Now they use data packet timestamps too. Now we know the queueing delays for queues in the network. If we know the tx timestamp of a data packet, we can simulate this data packet and know where this packet is at any point of time. If we do this for every data packet, we have a full-on reconstruction of the queueing dynamics in the network. This is costly because it is a per-packet operation. In reality, we only need to use the byte counts per flow to do this reconstruction. Reconstruction is accurate to a couple of MTU sized packets. They also found that reconstruction of the link utilizations has RMSE within 1%.

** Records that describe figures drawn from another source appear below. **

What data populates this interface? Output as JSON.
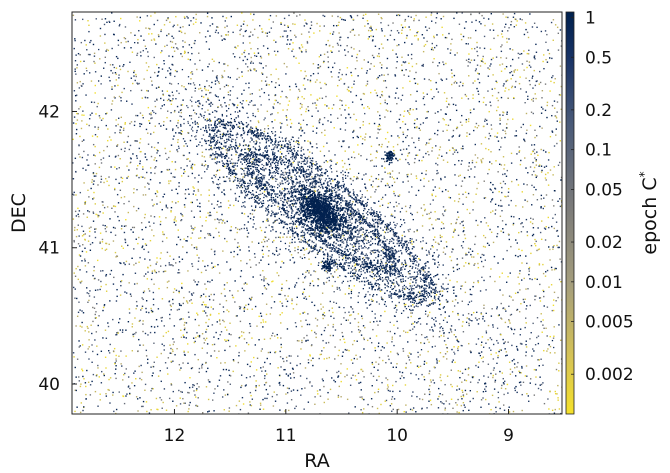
{
  "chart_data": {
    "type": "scatter",
    "title": "",
    "xlabel": "RA",
    "ylabel": "DEC",
    "xlim": [
      12.92,
      8.52
    ],
    "ylim": [
      39.78,
      42.73
    ],
    "x_ticks": [
      {
        "value": 12,
        "label": "12"
      },
      {
        "value": 11,
        "label": "11"
      },
      {
        "value": 10,
        "label": "10"
      },
      {
        "value": 9,
        "label": "9"
      }
    ],
    "y_ticks": [
      {
        "value": 40,
        "label": "40"
      },
      {
        "value": 41,
        "label": "41"
      },
      {
        "value": 42,
        "label": "42"
      }
    ],
    "colorbar": {
      "label": "epoch C",
      "label_superscript": "*",
      "scale": "log",
      "range": [
        0.001,
        1.1
      ],
      "colormap": [
        "#f5e12a",
        "#b0a474",
        "#7a7a7a",
        "#4a5a78",
        "#0d2a5a",
        "#00204d"
      ],
      "ticks": [
        {
          "value": 1,
          "label": "1"
        },
        {
          "value": 0.5,
          "label": "0.5"
        },
        {
          "value": 0.2,
          "label": "0.2"
        },
        {
          "value": 0.1,
          "label": "0.1"
        },
        {
          "value": 0.05,
          "label": "0.05"
        },
        {
          "value": 0.02,
          "label": "0.02"
        },
        {
          "value": 0.01,
          "label": "0.01"
        },
        {
          "value": 0.005,
          "label": "0.005"
        },
        {
          "value": 0.002,
          "label": "0.002"
        }
      ]
    },
    "galaxy": {
      "center_ra": 10.69,
      "center_dec": 41.27,
      "position_angle_deg": 38,
      "disk_major_deg": 1.6,
      "disk_minor_deg": 0.37
    },
    "satellites": [
      {
        "ra": 10.07,
        "dec": 41.68
      },
      {
        "ra": 10.63,
        "dec": 40.87
      }
    ]
  }
}
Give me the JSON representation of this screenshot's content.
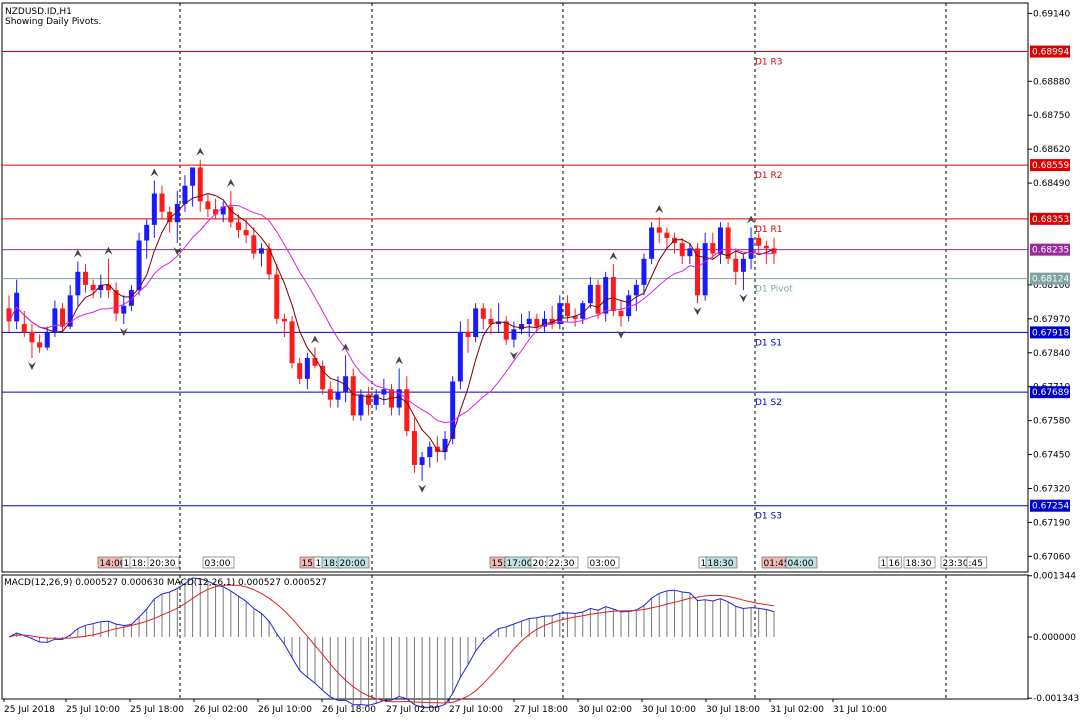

They have deployed and tested this algorithm in Google Jupiter 40G testbed with 20 racks and 3-layer network and also much larger network with 10G & 40G links, access to 12 out of 100s of racks & a 5-layer network. At Stanford, they used a testbed with 1G links, 128 servers and 2-layer network. They used NetFPGAs for verification, to get queueing delay ground truths from the network: the idea is that we use 1 FPGA as two timestampers: a packet will first go to the FPGA, take a timestamp of it, then the packet will go into the switch and come out of the switch and go into the FPGA again for a second timestamp. Using the two timestamps, we can know the ground truth queueing delay. They used 2 FPGA and got ground truths for 4 different queues in the testbed. They show that the Lasso recon matches the ground truth very well. In the other testbeds, they use a cross-validation scheme to verify that their algorithm is giving the correct results.

Strengths

Simon employed several techniques to simultaneously achieve precise reconstruction & scalability. The work uses probe mesh, which has a very low bandwidth overhead (0.1% of bandwidth with 64B probes). Using probe packets, they reconstruct the queue length in a network & then use data packets timestamps, they decompose the queues & link utilizations on a per-flow basis. Finally, they verified the system using NetFPGAs and cross-validation.
Current edge-based methods obtain only a partial view of the network state and some may require non-trivial assistance from switches. This is the first application of network tomography to gata centers and for obtaining a near-exact reconstruction.
The work stressed on practicability alongside accuracy & speed of Simon. They used a testbed with low-cost switches and 1G network. They also discuss pragmatic experience gained from these deployments. Simon makes minimal assumptions about the network.

Future Work

In the work they implemented the Lasso version of Simon for Linux. Hierarchical reconstruction & neural networks are planned to be implemented for production environment in the future.
One could investigate into schemes for path selection during probing (in the probe mesh) to efficiently cover the DCN’s links more evenly or unevenly, depending on some objective, with an adequate number of probes passing through each link per unit time to enable a good reconstruction of the link.